Lintas Fokus – Putusan pengadilan mestinya menjadi garis akhir perkara, tetapi kasus Silfester Matutina justru menunjukkan betapa lenturnya garis itu di praktik. Sudah lebih dari enam tahun sejak Pengadilan Negeri Jakarta Selatan menjatuhkan hukuman 1,5 tahun penjara atas pencemaran nama baik Jusuf Kalla, namun pria yang dikenal sebagai aktivis Solidaritas Merah Putih itu belum sekalipun merasakan jeruji besi. Masyarakat bertanya-tanya: di mana keadilan ketika terpidana bisa tetap bebas, bahkan wara-wiri menjadi narasumber televisi?

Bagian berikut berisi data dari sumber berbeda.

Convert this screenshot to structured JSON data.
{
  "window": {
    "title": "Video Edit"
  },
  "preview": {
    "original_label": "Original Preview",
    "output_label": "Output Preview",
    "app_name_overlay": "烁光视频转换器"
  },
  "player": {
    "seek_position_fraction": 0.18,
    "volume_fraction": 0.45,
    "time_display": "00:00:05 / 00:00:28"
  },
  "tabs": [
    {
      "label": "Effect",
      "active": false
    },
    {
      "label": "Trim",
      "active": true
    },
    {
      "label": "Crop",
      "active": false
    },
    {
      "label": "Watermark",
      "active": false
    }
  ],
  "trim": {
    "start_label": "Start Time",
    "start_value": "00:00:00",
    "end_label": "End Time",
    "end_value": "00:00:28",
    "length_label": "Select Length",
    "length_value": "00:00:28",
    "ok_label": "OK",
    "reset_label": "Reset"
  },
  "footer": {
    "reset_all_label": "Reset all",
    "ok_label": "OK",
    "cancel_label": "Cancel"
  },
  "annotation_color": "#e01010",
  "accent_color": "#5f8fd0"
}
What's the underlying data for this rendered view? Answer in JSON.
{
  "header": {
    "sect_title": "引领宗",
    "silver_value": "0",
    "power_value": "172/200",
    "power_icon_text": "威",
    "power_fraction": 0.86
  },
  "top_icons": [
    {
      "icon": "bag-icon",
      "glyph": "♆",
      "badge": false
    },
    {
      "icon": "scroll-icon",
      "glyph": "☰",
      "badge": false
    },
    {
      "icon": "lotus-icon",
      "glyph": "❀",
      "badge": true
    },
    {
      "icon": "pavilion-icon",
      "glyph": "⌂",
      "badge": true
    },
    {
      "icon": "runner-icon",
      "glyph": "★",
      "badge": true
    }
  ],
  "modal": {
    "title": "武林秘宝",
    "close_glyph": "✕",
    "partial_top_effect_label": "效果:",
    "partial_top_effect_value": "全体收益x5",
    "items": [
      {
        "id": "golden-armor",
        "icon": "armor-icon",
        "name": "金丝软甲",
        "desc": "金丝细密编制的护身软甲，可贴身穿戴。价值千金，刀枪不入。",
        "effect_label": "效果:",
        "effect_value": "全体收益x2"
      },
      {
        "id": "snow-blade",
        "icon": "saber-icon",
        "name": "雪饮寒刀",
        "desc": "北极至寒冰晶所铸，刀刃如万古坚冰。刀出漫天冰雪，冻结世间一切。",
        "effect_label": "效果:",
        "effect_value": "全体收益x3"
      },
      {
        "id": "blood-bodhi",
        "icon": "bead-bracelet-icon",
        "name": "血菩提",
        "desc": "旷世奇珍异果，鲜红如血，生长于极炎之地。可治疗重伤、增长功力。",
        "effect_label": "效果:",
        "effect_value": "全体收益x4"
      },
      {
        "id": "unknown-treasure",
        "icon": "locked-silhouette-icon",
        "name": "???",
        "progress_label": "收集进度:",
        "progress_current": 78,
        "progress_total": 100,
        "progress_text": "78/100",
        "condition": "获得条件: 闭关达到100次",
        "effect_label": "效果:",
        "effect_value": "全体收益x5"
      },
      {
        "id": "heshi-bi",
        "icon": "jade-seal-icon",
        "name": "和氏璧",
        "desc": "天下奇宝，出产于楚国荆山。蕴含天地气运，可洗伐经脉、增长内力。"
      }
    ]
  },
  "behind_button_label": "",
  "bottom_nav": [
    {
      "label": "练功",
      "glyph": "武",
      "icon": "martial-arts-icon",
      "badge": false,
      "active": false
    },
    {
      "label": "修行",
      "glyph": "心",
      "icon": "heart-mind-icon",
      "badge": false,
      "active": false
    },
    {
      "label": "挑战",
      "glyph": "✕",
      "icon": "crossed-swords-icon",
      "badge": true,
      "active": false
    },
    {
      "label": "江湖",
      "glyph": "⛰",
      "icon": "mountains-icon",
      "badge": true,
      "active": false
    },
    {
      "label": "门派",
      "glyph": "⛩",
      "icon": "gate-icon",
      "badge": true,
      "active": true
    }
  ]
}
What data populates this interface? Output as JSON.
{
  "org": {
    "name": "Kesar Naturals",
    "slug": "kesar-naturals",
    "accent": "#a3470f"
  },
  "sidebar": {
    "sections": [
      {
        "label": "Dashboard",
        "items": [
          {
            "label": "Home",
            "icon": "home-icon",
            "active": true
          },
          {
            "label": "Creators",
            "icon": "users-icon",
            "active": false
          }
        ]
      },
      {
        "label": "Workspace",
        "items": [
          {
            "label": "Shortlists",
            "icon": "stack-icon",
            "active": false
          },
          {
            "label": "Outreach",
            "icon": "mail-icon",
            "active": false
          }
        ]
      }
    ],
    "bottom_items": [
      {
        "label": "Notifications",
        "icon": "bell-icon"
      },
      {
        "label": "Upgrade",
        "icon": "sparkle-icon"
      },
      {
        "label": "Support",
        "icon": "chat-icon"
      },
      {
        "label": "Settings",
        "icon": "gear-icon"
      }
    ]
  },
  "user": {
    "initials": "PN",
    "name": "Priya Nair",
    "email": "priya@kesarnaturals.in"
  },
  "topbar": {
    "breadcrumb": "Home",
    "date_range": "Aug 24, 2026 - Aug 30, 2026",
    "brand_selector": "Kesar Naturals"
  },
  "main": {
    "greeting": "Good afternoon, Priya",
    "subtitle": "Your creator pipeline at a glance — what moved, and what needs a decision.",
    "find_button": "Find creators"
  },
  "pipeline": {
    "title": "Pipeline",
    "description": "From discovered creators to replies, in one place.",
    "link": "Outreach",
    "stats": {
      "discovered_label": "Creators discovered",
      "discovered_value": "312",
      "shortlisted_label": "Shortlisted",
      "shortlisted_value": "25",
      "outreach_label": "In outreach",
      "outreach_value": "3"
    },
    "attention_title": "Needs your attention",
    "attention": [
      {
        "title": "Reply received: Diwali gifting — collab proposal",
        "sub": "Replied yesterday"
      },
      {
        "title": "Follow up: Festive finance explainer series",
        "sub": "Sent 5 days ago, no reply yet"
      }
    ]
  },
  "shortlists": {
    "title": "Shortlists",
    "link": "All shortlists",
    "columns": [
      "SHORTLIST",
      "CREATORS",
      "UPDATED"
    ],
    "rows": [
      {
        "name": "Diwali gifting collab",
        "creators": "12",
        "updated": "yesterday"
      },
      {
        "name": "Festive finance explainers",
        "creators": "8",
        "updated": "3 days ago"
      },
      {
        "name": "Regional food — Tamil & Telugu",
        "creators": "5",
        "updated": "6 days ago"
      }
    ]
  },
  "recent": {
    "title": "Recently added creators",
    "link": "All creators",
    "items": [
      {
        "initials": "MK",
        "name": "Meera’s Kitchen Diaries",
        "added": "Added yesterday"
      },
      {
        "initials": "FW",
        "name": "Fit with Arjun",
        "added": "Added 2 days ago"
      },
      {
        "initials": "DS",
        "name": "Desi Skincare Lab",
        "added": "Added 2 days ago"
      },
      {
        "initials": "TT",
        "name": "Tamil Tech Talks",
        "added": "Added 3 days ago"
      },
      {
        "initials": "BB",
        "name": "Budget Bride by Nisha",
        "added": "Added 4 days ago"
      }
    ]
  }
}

Artikel ini mengupas secara mendalam jalannya perkara, alasan hukum yang mem-bypass eksekusi, serta potensi langkah selanjutnya. Harapannya, pembaca mendapat gambaran komprehensif dan tidak terjebak kabar simpang siur linimasa.
Alur Kasus Silfester Matutina: Vonis Ada, Tahanan Nihil
Putusan bersalah jatuh pada 7 Maret 2019 setelah majelis menilai video berisi tudingan korupsi kepada keluarga Jusuf Kalla sebagai fitnah aggravating . Silfester mengajukan banding—gagal. Ia maju kasasi—ditolak Mahkamah Agung pada Mei 2020; status hukumnya inkrah. Idealnya, Kejaksaan Negeri Jakarta Selatan segera mengeksekusi. Kenyataannya berbeda. Berikut kronologi singkat:
Tanggal | Peristiwa |
---|---|
07-03-2019 | PN Jaksel vonis 1,5 tahun |
22-05-2020 | MA menolak kasasi, putusan tetap |
05-09-2024 | Debat TV panas, publik ingat kembali vonis |
14-05-2025 | Kejari Jaksel umumkan tiga kali panggilan eksekusi |
05-08-2025 | Kejagung berjanji “eksekusi secepatnya” |
Setiap kali wartawan meminta keterangan, Silfester Matutina santai menjawab belum pernah menerima surat panggilan resmi. Di sisi lain, jaksa berdalih surat sudah dilayangkan namun alamat terpidana tak lagi valid . Bola tudingan pun bergulir—siapa sebenarnya yang lalai?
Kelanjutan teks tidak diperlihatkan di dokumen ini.